Bir zamanlar toprağı, yoksulluğu, yasayı, husumeti birlikte göğüsleyen aşiretler; bugün aynı çatı altında bile duramaz hale geldi.
Kökleri bin yıllık geleneklerden gelen Urfa aşiret kültürü, ne yazık ki son yıllarda "dernek tabelaları" ardında yıpranan bir kimliğe dönüştü.
Şanlıurfa, Türkiye’de en fazla aşiret yapılanmasına sahip şehirlerden biri. Bu güçlü sosyal dokunun, toplumsal dayanışma açısından önemli bir miras olduğu kuşkusuz. Ancak ne zaman ki bu yapı, sosyal yardımlaşma ve dayanışma derneği adıyla formaliteye döküldü; o zaman işler değişti.

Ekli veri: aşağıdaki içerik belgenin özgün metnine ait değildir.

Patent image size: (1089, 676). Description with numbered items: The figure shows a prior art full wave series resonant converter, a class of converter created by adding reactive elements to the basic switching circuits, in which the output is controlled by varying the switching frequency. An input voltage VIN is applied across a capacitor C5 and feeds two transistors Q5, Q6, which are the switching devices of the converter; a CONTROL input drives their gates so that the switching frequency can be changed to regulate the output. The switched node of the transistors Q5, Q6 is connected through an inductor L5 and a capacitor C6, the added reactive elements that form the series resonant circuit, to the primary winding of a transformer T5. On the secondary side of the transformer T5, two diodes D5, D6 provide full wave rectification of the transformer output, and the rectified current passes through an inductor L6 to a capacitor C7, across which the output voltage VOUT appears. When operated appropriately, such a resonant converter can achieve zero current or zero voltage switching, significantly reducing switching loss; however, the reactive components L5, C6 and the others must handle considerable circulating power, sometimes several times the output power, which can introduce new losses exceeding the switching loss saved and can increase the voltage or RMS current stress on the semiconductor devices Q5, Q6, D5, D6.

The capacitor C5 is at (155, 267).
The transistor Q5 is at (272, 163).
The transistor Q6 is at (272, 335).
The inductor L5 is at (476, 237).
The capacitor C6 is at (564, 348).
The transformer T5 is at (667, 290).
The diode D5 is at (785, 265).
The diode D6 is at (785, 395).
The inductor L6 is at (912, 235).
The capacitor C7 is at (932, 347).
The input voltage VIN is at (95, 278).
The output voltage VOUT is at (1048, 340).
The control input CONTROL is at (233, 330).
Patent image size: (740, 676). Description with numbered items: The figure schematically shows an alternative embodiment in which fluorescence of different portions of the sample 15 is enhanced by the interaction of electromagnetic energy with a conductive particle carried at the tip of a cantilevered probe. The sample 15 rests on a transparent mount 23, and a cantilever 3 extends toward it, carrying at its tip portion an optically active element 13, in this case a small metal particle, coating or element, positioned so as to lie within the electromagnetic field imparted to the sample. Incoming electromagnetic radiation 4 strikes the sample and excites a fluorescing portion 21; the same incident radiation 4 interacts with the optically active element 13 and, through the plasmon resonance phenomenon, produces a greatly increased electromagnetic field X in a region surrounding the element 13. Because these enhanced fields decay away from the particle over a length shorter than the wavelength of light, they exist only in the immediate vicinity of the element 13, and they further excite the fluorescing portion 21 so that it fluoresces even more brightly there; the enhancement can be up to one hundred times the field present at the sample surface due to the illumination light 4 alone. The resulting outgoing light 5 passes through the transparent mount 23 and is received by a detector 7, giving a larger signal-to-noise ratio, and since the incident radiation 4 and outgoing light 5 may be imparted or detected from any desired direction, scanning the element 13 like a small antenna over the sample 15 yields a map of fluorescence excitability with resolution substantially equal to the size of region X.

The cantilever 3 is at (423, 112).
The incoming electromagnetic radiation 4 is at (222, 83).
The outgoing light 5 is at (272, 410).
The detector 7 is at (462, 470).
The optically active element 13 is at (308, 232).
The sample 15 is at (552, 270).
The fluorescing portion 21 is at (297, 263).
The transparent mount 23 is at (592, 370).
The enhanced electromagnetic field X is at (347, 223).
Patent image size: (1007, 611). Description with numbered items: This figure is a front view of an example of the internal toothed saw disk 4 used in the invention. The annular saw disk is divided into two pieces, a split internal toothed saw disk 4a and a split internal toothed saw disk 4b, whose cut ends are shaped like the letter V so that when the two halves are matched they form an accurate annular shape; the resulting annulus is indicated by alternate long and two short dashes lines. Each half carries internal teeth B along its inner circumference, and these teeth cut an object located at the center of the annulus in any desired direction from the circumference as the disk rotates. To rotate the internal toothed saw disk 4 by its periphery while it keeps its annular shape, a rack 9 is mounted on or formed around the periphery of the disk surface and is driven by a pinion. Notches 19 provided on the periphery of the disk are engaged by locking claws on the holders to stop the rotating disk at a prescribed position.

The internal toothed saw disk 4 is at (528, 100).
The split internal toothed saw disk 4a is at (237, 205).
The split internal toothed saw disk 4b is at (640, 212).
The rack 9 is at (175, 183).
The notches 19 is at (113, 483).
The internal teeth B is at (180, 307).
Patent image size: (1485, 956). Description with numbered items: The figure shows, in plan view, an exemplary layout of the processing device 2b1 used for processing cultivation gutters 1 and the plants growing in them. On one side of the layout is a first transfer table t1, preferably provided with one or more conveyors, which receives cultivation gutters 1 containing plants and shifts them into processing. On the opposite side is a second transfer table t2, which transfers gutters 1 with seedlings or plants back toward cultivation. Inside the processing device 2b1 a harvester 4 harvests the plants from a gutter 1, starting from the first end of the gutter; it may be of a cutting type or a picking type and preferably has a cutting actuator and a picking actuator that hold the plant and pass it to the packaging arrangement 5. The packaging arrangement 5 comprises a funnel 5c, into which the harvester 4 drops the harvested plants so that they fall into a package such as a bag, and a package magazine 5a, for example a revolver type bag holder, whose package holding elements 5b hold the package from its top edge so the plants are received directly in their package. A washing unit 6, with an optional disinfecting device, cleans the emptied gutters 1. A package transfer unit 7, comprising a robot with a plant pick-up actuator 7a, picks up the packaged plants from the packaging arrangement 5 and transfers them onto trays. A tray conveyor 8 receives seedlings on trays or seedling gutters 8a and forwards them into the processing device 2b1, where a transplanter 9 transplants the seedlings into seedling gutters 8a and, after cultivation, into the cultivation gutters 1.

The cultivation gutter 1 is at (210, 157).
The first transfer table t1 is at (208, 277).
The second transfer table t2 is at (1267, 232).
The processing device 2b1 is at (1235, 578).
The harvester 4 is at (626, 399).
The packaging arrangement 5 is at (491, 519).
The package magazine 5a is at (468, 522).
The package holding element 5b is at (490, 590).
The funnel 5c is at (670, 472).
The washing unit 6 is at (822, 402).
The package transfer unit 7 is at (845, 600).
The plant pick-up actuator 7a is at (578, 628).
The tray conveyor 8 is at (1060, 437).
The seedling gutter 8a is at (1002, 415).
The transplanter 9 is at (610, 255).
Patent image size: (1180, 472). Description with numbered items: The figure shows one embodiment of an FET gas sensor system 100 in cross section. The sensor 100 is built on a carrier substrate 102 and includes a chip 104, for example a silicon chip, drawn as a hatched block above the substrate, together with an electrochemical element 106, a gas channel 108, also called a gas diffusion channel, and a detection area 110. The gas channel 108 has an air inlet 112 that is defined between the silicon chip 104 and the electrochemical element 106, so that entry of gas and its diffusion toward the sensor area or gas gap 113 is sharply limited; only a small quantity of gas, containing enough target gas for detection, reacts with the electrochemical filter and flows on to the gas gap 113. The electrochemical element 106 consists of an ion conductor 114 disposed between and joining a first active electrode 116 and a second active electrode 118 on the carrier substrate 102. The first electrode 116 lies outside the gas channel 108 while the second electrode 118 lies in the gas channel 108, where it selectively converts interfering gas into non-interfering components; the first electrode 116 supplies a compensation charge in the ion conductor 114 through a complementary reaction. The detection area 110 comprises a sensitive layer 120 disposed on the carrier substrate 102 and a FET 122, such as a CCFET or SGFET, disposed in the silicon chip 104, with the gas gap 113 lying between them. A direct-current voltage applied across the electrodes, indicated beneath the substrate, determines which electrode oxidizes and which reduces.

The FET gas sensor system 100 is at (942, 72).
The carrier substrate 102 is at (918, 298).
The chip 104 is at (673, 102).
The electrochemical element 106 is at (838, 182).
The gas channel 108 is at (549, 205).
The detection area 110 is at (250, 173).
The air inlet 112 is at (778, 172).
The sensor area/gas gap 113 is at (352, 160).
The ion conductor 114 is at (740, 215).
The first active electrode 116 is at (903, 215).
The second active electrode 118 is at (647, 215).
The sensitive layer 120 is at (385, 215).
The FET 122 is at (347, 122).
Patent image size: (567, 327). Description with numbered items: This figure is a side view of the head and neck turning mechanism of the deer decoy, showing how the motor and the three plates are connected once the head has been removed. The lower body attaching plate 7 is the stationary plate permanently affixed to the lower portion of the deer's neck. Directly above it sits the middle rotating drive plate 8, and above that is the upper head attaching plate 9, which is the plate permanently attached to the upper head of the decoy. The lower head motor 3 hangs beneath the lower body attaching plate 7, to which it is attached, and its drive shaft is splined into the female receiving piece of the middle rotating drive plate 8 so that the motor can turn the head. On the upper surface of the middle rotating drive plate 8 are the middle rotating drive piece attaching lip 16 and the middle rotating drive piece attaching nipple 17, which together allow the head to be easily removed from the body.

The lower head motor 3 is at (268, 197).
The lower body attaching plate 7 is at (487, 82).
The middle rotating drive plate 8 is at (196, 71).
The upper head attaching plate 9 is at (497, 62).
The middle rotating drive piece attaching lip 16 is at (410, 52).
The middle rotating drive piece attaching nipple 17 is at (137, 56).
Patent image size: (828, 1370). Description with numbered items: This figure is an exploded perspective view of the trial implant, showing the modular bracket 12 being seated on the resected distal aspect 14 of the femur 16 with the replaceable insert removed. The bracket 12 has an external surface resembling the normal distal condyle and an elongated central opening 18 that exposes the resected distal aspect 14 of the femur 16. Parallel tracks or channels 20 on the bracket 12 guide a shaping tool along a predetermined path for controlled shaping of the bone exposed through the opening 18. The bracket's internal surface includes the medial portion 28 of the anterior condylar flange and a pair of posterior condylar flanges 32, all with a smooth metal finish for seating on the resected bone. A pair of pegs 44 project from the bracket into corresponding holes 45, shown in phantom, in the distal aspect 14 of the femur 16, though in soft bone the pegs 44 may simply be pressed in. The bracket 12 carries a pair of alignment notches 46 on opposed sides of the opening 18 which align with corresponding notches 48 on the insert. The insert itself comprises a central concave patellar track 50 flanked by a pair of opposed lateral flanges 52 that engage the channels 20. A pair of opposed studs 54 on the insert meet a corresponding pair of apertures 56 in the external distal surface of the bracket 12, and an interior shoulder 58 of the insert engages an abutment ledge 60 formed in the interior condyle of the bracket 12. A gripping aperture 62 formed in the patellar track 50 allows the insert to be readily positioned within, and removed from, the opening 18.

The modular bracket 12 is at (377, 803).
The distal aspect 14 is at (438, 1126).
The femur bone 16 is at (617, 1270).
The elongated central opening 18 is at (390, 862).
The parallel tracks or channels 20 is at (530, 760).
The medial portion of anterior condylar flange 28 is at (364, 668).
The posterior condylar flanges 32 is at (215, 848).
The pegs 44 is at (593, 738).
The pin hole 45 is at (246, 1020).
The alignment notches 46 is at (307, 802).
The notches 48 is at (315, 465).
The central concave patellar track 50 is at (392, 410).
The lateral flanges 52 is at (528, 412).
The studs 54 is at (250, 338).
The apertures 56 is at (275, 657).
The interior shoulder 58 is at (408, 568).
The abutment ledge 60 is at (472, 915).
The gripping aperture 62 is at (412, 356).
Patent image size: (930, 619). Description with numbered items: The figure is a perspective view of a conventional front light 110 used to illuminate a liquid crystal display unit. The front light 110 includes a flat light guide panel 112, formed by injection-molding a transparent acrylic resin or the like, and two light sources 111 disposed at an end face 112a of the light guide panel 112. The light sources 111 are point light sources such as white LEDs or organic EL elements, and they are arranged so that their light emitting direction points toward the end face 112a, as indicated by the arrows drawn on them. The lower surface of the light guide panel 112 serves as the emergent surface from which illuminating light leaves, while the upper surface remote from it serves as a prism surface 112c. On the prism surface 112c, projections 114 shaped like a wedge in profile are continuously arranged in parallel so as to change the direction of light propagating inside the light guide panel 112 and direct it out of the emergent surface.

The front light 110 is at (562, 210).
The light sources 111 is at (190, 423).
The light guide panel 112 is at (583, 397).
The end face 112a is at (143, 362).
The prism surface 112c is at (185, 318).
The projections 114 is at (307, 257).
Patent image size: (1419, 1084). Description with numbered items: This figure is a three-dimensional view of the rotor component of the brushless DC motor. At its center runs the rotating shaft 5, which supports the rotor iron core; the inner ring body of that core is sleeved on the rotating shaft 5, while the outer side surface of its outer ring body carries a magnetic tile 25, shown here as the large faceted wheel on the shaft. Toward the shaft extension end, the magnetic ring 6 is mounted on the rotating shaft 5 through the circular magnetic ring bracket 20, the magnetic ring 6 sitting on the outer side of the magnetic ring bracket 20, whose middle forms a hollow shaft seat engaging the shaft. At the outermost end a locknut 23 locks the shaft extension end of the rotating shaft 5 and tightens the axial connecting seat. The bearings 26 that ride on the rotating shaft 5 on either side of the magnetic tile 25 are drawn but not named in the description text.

Dernek mi, güç gösterisi mi?
Başlangıçta güzel niyetlerle kurulan dernekler, kısa sürede amacından saparak siyasi vitrin, ekonomik araç ve kişisel güç alanı haline geldi.
Bir zamanlar aynı sofrada oturan, aynı düğünde halay çeken, cenazede omuz omuza duran insanlar; şimdi "başkan kim olacak" kavgasıyla birbirini ötekileştiriyor.
Aşiret ismiyle kurulan bazı dernekler, ne yazık ki yardımlaşma yerine yarışmaya, birlik yerine bölünmeye, gönül yerine hesaplaşmaya evrildi.
Gönül köprüleri inşa etmek yerine bilek güreşi masaları kuruluyor artık…
Aidiyet değil ayrılık büyüyor
Dernekler; dayanışma için değil, kimin sesi daha çok çıkıyor, kimin masasında daha çok misafir oturuyor, kimin derneğinde siyasetçi poz veriyor gibi kriterlerle şekilleniyor.
Bu kısır döngü, sadece aşiretleri değil, aileleri de parçalıyor. Büyük bir aşiret zamanla üç beş parçaya bölünüyor; her biri ayrı dernek, ayrı ses, ayrı iddia…
Sonuç mu?
Birlik adına yola çıkanlar, kişisel hırsların ve küçük hesapların yolcusu oluyor. Geriye yalnızca tabelalar, boş salonlar, kırık gönüller kalıyor.
Asıl mesele: Unutulan kökler
Oysa bizler biliyoruz ki; aşiret kültürü sadece soy bağı değil, aynı zamanda onur, söz, sadakat ve paylaşmadır.
Bir elin verdiğini diğer el bilmezdi. Bugün ise bir el ötekine yumruk sıkıyor.
Şimdi sormak gerekiyor:
Derneklerin gerçekten amacı ne?
Dayanışma adı altında yürütülen bu organizasyonlar, gerçekten "birlik" mi sağlıyor?
Yoksa her yeni dernek, bir yeni ayrılık mı?
Son söz
Aşiret olmak, sadece bir soyadı taşımanın ötesindedir.
Bir topluluğun adını yaşatmak istiyorsak, önce onun ruhunu yaşatmalıyız.
Yoksa, kağıt üzerindeki dernekler çok; ama gönüllerde bir araya gelmiş tek bir aşiret bile kalmayacak.